CounterPunch's Booktalk

March 13, 2002

Are the Occupied Protecting
the Occupier?

By Amira Hass

In recent days, the IDF and armed groups of Palestinians have displayed a common interest in presenting a distorted picture of reality. Both sides are greatly exaggerating when they talk about "Palestinian military resistance" to the IDF incursions into the refugee camps - and yesterday into Ramallah - referring to "battles" and "firefights."

But in Qalqiliyah and Deheisheh, where a conscious and level headed decision was taken not to take part in the show called "resisting and repelling the military invasion," the military could not talk about a "battle" or "combat." Nonetheless, when it was reported that two Palestinians were killed in Qalqiliyah, there was an automatic slip of the tongue and it was said they "died in a fire fight." But there were no such battles in the town.

That doesn't mean that in some of the camps, and now, in Ramallah, armed Palestinians did not try to respond with fire to the Israeli forces. But the heavy price paid by the families of those IDF soldiers killed in the recent raids helps erase the real picture - the IDF is not conducting battles in the territories. At most, the IDF, with all its sophisticated advanced weaponry, has encountered a few groups and individuals armed with much inferior weaponry and with only the most elementary military training in combat tactics.
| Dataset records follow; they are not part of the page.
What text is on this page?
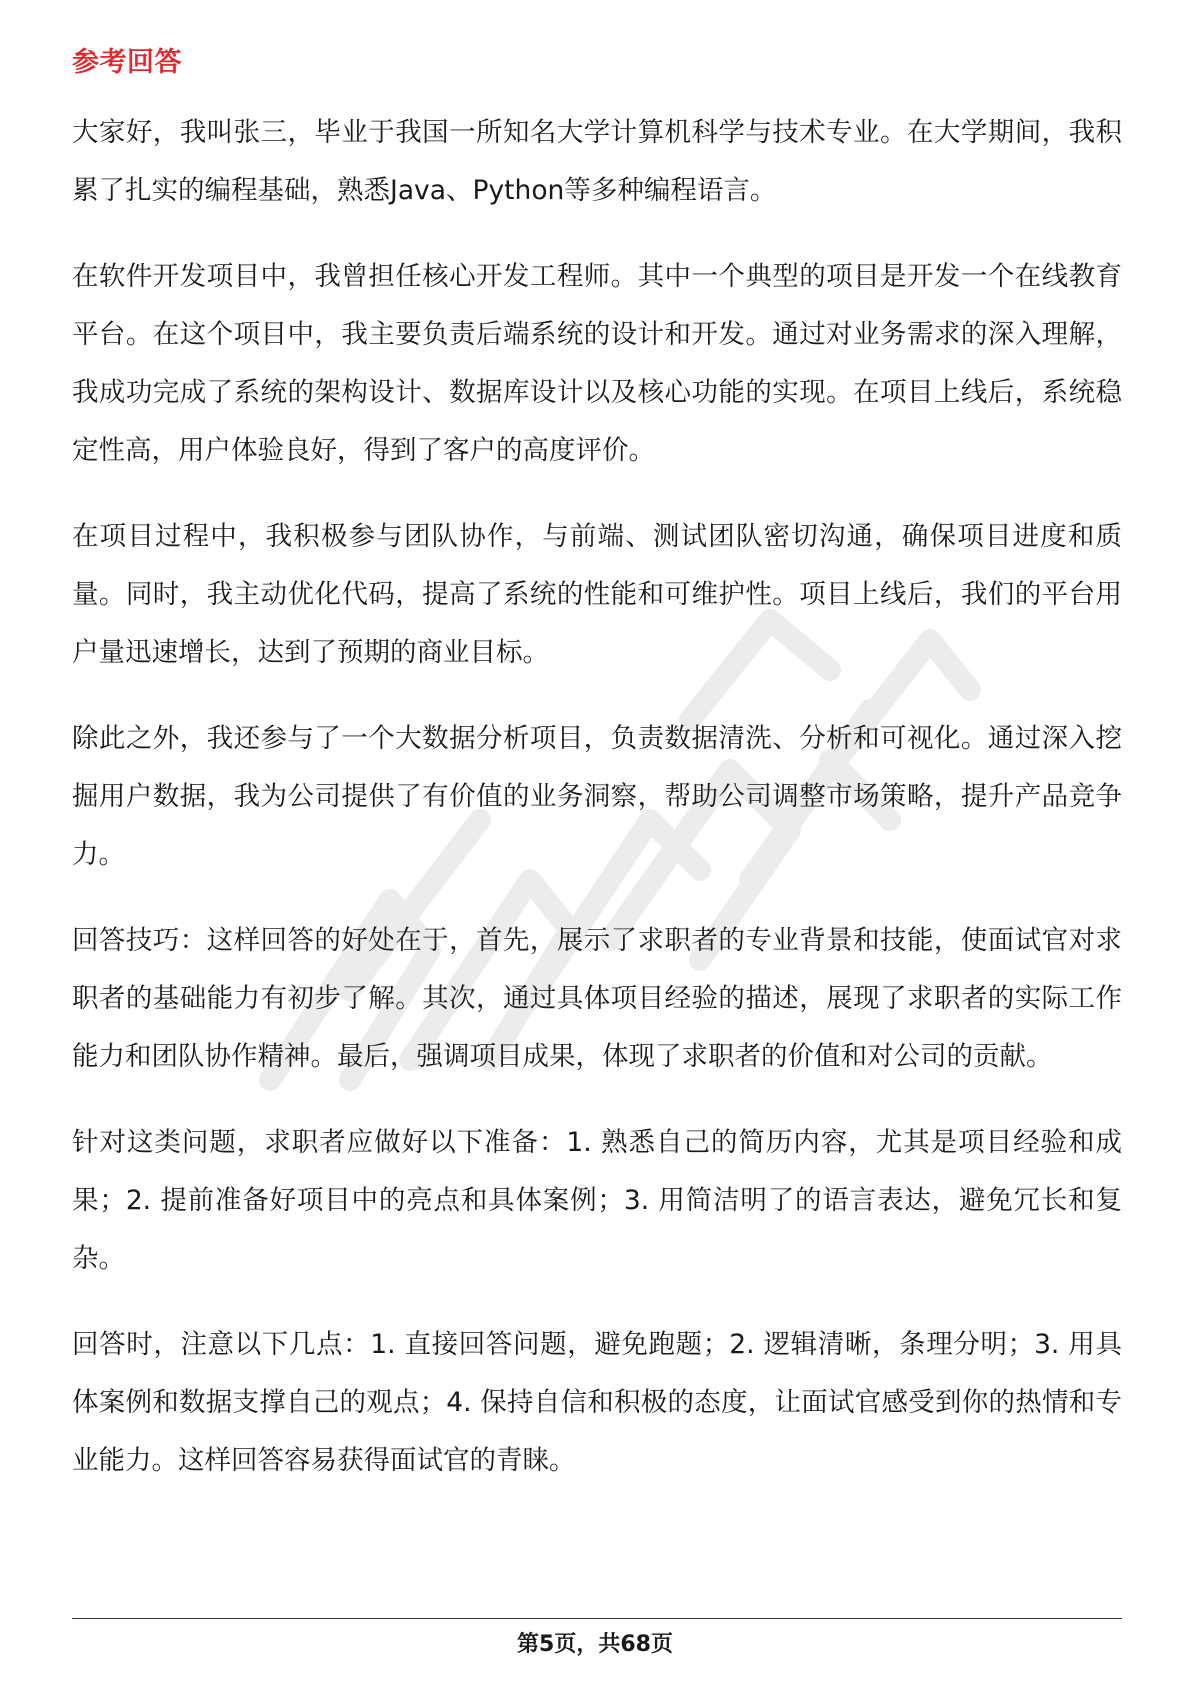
参考回答

大家好，我叫张三，毕业于我国一所知名大学计算机科学与技术专业。在大学期间，我积累了扎实的编程基础，熟悉Java、Python等多种编程语言。

在软件开发项目中，我曾担任核心开发工程师。其中一个典型的项目是开发一个在线教育平台。在这个项目中，我主要负责后端系统的设计和开发。通过对业务需求的深入理解，我成功完成了系统的架构设计、数据库设计以及核心功能的实现。在项目上线后，系统稳定性高，用户体验良好，得到了客户的高度评价。

在项目过程中，我积极参与团队协作，与前端、测试团队密切沟通，确保项目进度和质量。同时，我主动优化代码，提高了系统的性能和可维护性。项目上线后，我们的平台用户量迅速增长，达到了预期的商业目标。

除此之外，我还参与了一个大数据分析项目，负责数据清洗、分析和可视化。通过深入挖掘用户数据，我为公司提供了有价值的业务洞察，帮助公司调整市场策略，提升产品竞争力。

回答技巧：这样回答的好处在于，首先，展示了求职者的专业背景和技能，使面试官对求职者的基础能力有初步了解。其次，通过具体项目经验的描述，展现了求职者的实际工作能力和团队协作精神。最后，强调项目成果，体现了求职者的价值和对公司的贡献。

针对这类问题，求职者应做好以下准备：1. 熟悉自己的简历内容，尤其是项目经验和成果；2. 提前准备好项目中的亮点和具体案例；3. 用简洁明了的语言表达，避免冗长和复杂。

回答时，注意以下几点：1. 直接回答问题，避免跑题；2. 逻辑清晰，条理分明；3. 用具体案例和数据支撑自己的观点；4. 保持自信和积极的态度，让面试官感受到你的热情和专业能力。这样回答容易获得面试官的青睐。

第5页，共68页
For the armed groups, it is important to present their actions as an "uprising." They confuse their desire to pick up weapons and die for what they are convinced is their war of independence, and the results of their readiness to battle one of the strongest armies in the world.

For the IDF and the Israeli government it is important to speak about fighting, and to give the impression that both sides are equals, thus burying the fact that most of the Palestinian dead are civilians or members of the security forces, who, even if they were armed, stayed out of the fighting. And it is especially important for the army and government to bury the fact that the IDF in the territories is an occupying power. Only thanks to its far superior strength is Israel able to continue controling the lives of three million Palestinians, guaranteeing the existence of the settlements on the Palestinians' land.

The gap between the bragging by both sides - the IDF's and the armed Palestinians - and the limited achievements, on the Palestinian side, of their guerrilla attacks on soldiers, is what pushes most Palestinians into support for the suicide bombers inside Israel and against Israelis. These lethal attacks are perceived as the only significant response to IDF actions deep inside civilian Palestinian populations. But they are also an admission of the limits of the armed resistance to the Israeli occupation.

Most Palestinians know their youths are bragging. But apparently in Israel, the belief that the IDF is indeed involved in a war, in other words, in something "symmetrical," is based on the fact Israelis like to regard the Palestinian Authority as a sovereign political entity.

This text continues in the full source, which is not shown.